En conséquence, la seule solution pour un prince est de dissimuler sa vraie nature, de privilégier le « paraître » au détriment de l’ « être » et d’en faire son comportement normal.

Machiavel établit alors les prédispositions indispensables qu’un prince doit faire paraître : 

« Il lui est toujours bon, par exemple, de paraître clément, fidèle, humain, religieux, sincère »  Le Prince chapitre 18)

Il doit aussi prendre grand soin de ne pas laisser échapper une seule parole qui ne respire les cinq qualités que je viens de nommer ( clément, fidèle, humain, religieux, sincère) « en sorte qu’à le voir et à l’entendre on le croie tout plein de douceur, de sincérité, d’humanité, d’honneur, et principalement de religion, qui est encore ce dont il importe le plus d’avoir l’apparence (Le Prince chapitre 18) … faisant en sorte que dans toutes ses actions on trouve de la grandeur, du courage, de la gravité, de la fermeté » ( le Prince chapitre 19) Les 

Ainsi, pour réussir dans son gouvernement, le Prince doit apprendre à sans cesse se contrôler tant dans ses paroles que dans ses actes, à ne manifester apparemment aucune émotion particulière, à jouer une perpétuelle comédie vis-à-vis de tous. 

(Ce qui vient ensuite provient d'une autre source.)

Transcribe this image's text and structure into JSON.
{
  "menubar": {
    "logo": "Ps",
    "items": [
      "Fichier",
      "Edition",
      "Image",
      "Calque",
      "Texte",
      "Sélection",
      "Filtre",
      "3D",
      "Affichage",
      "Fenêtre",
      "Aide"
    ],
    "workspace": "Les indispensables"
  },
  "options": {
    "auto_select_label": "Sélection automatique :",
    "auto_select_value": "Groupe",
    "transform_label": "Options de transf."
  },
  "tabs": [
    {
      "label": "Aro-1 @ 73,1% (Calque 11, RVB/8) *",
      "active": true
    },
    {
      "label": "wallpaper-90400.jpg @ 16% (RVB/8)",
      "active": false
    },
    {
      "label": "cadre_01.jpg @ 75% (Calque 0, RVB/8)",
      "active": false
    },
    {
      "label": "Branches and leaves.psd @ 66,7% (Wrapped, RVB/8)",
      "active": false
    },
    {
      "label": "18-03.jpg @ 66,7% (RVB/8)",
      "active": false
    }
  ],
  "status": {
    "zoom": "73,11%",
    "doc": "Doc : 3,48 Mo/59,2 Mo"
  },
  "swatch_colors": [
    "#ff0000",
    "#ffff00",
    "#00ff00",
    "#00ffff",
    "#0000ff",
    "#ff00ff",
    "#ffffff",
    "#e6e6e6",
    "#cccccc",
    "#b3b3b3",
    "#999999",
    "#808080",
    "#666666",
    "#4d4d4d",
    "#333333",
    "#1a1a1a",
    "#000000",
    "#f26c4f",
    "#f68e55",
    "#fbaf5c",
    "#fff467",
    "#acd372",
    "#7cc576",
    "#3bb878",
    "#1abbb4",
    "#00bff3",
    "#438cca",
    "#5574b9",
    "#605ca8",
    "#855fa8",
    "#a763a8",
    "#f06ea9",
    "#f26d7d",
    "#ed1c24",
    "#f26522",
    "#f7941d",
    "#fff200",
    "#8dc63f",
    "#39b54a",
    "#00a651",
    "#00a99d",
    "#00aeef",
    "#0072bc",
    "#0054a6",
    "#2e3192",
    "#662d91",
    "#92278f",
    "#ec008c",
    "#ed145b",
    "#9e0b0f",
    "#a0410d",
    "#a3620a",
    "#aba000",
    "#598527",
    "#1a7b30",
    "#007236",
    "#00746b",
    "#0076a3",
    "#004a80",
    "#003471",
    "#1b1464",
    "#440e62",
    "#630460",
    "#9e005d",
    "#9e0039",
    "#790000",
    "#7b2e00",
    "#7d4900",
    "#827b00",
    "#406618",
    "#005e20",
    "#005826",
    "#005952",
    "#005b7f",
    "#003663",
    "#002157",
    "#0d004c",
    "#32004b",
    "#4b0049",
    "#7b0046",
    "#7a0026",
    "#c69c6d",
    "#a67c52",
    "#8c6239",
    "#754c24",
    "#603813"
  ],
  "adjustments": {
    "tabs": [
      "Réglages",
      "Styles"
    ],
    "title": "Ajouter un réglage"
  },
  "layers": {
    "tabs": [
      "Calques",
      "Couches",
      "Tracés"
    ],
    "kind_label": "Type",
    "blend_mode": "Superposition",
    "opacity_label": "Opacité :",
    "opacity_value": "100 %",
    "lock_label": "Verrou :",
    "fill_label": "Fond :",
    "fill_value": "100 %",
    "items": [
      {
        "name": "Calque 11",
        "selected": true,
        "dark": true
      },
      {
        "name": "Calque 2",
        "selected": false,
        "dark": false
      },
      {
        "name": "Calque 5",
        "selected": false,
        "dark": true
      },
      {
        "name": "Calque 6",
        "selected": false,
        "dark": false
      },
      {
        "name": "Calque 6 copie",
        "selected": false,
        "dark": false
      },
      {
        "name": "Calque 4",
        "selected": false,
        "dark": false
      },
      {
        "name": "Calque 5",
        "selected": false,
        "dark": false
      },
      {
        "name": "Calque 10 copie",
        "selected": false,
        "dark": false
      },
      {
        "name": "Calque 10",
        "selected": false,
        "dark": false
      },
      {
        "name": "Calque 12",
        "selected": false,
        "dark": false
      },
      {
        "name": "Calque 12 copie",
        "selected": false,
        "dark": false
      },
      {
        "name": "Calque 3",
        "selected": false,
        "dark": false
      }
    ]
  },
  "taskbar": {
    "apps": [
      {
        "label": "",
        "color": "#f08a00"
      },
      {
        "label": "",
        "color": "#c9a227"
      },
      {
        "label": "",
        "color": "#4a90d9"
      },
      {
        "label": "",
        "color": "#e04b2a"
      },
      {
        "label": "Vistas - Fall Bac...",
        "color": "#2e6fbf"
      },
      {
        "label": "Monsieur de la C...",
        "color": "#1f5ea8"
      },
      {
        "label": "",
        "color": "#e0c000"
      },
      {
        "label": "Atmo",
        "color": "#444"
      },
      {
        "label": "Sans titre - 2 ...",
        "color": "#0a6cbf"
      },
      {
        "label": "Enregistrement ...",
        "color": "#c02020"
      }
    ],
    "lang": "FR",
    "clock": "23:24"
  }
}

Il va de soi que ce comportement est, dans l’absolu, très difficile à assumer à tout moment, pourtant Machiavel montre que cela est plus facile que l’on peut le penser du fait de trois caractéristiques : 

     . D’abord, il montre que « le vulgaire est toujours séduit par l’apparence et par l’événement et le vulgaire ne fait-il pas le monde ?»  (Le Prince chapitre 18)  

     . Ensuite, il constate que la quasi-totalité des gens se contente des apparences, certes quelques-uns et en particulier ses proches,  peuvent se rendre compte de la vraie nature du Prince ; tout alors, dans ce cas, se résume à un rapport de force : le Prince doit faire en sorte que ceux qui croient à son apparence soient plus nombreux que ceux qui n’y croient pas. 

« Tout le monde voit ce que vous paraissez ; peu connaissent à fond ce que vous êtes, et ce petit nombre n’osera point s’élever contre l’opinion de la  majorité, soutenue encore par la majesté du pouvoir souverain »(Ibid) 

     . Enfin, pour la plupart des hommes, seul le résultat compte, les moyens employés pour y parvenir sont vite oubliés. 

 À ce stade de son raisonnement, Machiavel va montrer que non seulement il est impossible à un Prince de posséder toutes les qualités citées plus haut mais que ce ne serait pas souhaitable pour la conduire d’un état. Il indique que l’apparence que donne le Prince n’est qu’un paravent et que, bien souvent, il doit, pour gouverner efficacement, recourir et manier les défauts qui pourraient le rendre haïssable. 

Cette particularité est mentionnée à de nombreuses reprises : 

« Il faut qu’il soit assez maître de lui pour pouvoir et savoir au besoin montrer les qualités opposées. »  (Ibid) que celles citées plus haut. 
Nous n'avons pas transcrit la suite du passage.